World Recession Update – May 2013

We have first quarter 2013 GDP data for about 53% of the OECD countries list. There are a number of interesting observations we can make this month. The first is that whilst the percentage of economies experiencing a single quarter's negative growth seems to have subsided from a meteorite rise, the percentage of economies experiencing two consecutive negative quarters seems to be marching resolutely upwards in a worrying trend. At this stage, with only 53% of the data in, we need to wait for more quarterly GDP figures to come in during the course of the next weeks before being able to draw any concrete conclusions from this. Looking at the below chart, it is clear to all but the blind that the world fell into recession according to the classic “two consecutive negative quarters” definition around 1st or 2nd quarter 2012.

When looking at the recovery from the 2008 Great Recession, it is notable that neither the black nor the blue line in the above chart managed to recover to levels which they normally did in the past. After the normal post recession 4 quarter meteoric rise, both lines “stalled out” and resumed their downward trajectories. This is entirely consistent with the recovery behaviour we demonstrated with our “Atypical Global Recovery” REFLECTIONS posting 2 weeks back.

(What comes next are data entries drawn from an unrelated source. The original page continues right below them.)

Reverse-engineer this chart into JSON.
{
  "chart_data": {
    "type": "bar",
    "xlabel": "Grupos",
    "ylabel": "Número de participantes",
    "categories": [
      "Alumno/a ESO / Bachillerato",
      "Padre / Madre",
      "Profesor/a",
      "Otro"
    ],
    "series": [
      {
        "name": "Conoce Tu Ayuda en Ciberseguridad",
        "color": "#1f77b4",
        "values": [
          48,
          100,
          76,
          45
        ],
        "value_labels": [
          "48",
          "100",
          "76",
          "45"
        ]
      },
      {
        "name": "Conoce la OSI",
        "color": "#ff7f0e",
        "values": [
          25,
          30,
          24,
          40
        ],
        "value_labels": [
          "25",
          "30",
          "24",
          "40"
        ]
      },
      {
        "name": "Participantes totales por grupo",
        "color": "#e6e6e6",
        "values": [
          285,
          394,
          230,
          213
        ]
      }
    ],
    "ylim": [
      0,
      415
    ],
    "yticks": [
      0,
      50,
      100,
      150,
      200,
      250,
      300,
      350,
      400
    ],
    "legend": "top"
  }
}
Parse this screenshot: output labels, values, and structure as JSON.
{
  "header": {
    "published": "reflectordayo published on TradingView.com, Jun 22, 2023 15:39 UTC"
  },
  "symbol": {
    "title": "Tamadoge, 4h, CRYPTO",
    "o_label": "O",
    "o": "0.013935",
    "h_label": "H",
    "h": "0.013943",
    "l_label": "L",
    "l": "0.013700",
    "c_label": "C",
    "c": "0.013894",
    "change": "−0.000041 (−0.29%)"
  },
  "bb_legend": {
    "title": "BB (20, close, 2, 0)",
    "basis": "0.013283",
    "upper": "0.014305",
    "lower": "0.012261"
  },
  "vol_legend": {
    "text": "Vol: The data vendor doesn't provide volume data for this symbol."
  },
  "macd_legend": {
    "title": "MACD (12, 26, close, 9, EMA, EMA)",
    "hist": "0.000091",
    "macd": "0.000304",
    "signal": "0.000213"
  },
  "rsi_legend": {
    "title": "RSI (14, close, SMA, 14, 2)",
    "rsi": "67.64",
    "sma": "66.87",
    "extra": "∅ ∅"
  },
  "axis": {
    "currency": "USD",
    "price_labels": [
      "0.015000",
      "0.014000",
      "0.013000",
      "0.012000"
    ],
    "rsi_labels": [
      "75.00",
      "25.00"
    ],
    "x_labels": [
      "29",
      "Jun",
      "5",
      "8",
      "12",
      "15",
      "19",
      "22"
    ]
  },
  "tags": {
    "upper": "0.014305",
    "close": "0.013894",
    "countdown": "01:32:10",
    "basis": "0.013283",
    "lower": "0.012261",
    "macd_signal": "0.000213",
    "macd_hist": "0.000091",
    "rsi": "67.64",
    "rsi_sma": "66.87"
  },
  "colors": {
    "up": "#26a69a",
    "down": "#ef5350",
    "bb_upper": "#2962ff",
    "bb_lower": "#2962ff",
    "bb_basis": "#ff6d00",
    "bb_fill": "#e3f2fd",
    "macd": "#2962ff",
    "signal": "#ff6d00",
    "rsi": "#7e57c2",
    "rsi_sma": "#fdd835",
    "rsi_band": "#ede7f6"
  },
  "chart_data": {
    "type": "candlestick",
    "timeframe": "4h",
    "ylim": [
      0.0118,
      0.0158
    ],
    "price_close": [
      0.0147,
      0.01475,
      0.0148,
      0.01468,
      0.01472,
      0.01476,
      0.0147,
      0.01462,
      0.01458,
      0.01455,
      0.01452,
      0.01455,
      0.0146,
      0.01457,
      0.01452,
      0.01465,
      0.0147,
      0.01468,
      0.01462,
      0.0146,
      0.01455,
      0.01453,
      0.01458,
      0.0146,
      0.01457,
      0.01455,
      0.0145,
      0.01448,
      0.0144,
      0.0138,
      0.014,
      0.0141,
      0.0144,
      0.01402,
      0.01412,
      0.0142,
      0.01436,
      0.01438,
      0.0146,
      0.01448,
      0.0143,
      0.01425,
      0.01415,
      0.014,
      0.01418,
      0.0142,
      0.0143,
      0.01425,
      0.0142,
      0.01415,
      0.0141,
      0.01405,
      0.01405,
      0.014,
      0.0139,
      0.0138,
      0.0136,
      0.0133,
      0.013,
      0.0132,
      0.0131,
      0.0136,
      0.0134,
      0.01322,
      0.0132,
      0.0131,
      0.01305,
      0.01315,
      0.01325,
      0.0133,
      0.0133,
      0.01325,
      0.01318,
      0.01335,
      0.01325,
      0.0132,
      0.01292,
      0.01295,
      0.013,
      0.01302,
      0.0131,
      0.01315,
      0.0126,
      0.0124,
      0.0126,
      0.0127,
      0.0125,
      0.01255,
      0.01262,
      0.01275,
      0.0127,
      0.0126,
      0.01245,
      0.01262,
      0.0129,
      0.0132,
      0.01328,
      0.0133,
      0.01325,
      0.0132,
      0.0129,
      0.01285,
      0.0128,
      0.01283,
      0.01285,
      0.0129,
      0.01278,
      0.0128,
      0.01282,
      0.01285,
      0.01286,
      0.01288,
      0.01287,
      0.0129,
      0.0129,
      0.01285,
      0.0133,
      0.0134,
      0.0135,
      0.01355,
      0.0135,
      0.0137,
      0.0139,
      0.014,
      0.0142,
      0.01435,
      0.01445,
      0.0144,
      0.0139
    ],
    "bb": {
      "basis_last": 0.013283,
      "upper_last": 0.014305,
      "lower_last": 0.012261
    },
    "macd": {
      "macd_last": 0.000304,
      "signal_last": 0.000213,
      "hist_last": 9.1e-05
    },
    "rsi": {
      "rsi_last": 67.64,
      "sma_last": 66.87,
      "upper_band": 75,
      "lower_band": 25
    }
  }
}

Quarterly GDP data is really a very lumpy, lagging indicator subject to large revisions and to obtain more timely, less revised and better granular monthly views on co-incident world economic activity, we should look to the World Composite Economic Activity Indices we developed and track in the detailed monthly World Economic Report for subscribers. If you recall, we inspect aggregate world trade volumes (imports and exports) as well as world industrial production output figures to form a broad-based composite of current world economic activity of about 83 countries in total making up 97% of all world trade. This is showing a world economy that briefly visited recession territory but now seems on the mend again. It is clear the advanced economies were firmly in another recession following the 2008 Great Recession whilst the emerging economies managed to skirt recession.